Vanuit onze mooie en goede motivatie proberen we onze kinderen het beste te bieden, het liefst zonder spetters, modder en schaafwonden. Stokken gaan niet mee naar huis de BBQ steek we zelf wel even aan.
Ik wil niemand te kort doen, het gaat mij niet om goed of fout maar om de vraag waar we onze zonen (en kinderen) het meest mee helpen.
Het lijkt dat we theorie vaak redelijk kennen als vaders, de vraag is wel of opvoeding theoretisch is. In de praktijk gaat opvoeding vaak over:
- Leren frustreren
- Leren omgaan met eigen grenzen
- Leren omgaan met tegenslag
De verveling, het ongemak en het risico niet altijd uit te weg gaat levert uiteindelijk weerbare creatieve kinderen op die zich beter redden in de maatschappij.
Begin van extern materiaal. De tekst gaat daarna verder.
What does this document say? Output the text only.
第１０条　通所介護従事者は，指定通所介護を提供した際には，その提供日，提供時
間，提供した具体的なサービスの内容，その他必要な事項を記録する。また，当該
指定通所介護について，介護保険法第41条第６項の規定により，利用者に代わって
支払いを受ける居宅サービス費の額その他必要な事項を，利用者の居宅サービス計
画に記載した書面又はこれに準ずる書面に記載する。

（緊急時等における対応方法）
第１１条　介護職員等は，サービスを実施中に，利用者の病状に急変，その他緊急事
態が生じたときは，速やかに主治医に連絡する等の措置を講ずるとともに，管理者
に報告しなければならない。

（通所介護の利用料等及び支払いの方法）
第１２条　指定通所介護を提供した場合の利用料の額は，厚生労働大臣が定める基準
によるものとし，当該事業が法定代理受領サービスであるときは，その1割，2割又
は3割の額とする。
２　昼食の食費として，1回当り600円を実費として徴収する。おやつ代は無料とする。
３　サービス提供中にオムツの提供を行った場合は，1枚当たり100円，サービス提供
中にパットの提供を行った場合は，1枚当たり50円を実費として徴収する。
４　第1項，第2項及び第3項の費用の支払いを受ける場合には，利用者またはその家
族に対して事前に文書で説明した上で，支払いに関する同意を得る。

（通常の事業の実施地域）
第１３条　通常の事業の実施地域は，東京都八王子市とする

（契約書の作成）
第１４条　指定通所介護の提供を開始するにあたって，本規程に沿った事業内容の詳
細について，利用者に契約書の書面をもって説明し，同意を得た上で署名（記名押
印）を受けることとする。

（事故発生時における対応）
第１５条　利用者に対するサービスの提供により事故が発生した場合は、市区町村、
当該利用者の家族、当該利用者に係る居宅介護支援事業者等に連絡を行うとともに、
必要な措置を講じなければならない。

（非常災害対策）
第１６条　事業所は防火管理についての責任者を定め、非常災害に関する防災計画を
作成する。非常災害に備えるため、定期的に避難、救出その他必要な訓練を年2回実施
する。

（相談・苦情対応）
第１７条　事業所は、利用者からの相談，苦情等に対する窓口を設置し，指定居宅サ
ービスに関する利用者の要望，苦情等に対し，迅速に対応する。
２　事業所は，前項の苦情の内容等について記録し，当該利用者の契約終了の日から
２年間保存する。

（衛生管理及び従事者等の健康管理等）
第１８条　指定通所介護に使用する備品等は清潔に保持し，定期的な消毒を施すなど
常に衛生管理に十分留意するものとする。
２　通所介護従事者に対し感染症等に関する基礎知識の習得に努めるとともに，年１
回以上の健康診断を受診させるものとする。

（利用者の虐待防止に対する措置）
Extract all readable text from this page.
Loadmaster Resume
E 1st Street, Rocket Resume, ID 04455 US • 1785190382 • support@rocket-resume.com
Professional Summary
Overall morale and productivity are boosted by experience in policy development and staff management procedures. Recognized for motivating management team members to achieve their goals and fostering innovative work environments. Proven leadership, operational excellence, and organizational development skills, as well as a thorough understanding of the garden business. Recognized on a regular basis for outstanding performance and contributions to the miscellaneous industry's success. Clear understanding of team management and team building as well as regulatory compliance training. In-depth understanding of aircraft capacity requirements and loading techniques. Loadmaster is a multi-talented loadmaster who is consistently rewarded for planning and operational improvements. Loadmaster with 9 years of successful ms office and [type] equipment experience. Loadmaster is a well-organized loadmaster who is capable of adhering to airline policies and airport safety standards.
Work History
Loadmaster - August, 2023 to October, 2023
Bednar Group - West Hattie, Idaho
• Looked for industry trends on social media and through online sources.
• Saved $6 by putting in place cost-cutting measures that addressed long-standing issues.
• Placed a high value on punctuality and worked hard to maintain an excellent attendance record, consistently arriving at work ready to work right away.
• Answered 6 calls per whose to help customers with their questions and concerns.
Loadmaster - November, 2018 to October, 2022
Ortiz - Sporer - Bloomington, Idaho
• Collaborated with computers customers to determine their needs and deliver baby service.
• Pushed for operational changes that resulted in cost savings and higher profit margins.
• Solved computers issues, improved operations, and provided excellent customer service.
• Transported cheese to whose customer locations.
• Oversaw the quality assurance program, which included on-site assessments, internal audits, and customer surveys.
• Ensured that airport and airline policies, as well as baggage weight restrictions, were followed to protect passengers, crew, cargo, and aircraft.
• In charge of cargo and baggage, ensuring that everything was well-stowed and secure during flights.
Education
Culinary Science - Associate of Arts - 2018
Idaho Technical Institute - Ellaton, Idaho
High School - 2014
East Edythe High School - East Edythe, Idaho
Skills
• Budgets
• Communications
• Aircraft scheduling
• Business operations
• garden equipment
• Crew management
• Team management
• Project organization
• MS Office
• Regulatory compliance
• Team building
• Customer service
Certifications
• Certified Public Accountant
Té beschermd spelen heeft grote gevolgen voor de ontwikkeling van een kind.’
Iets minder dan de helft van de ouders laat hun kind niet hetzelfde risicovolle spel doen als zij zelf vroeger hebben gedaan blijkt uit een recent onderzoek. Kan het zijn dat we onze kinderen te voorzichtig opvoeden en daardoor zijn te vatbaarder om bang en onzeker te worden?
En als er dan toch wat gebeurd wat niet fijn, niet goed, pijnlijk of vervelend was? Neem er de tijd voor, laat het gevoel en de emotie van je kind er zijn en geeft hier ruimte aan. Probeer als vader bij dit gevoel te ‘blijven’ en dichtbij je kind te blijven. Er hoeft niet direct een oplossing te komen voor bijvoorbeeld het verdriet of de frustratie van je kind. Door eenvoudig weg bij dit gevoel te blijven haalt een kind zicht hier vaak zelf weer uit en tja misschien moet hierdoor je broek wel in de was van het op knieën zitten...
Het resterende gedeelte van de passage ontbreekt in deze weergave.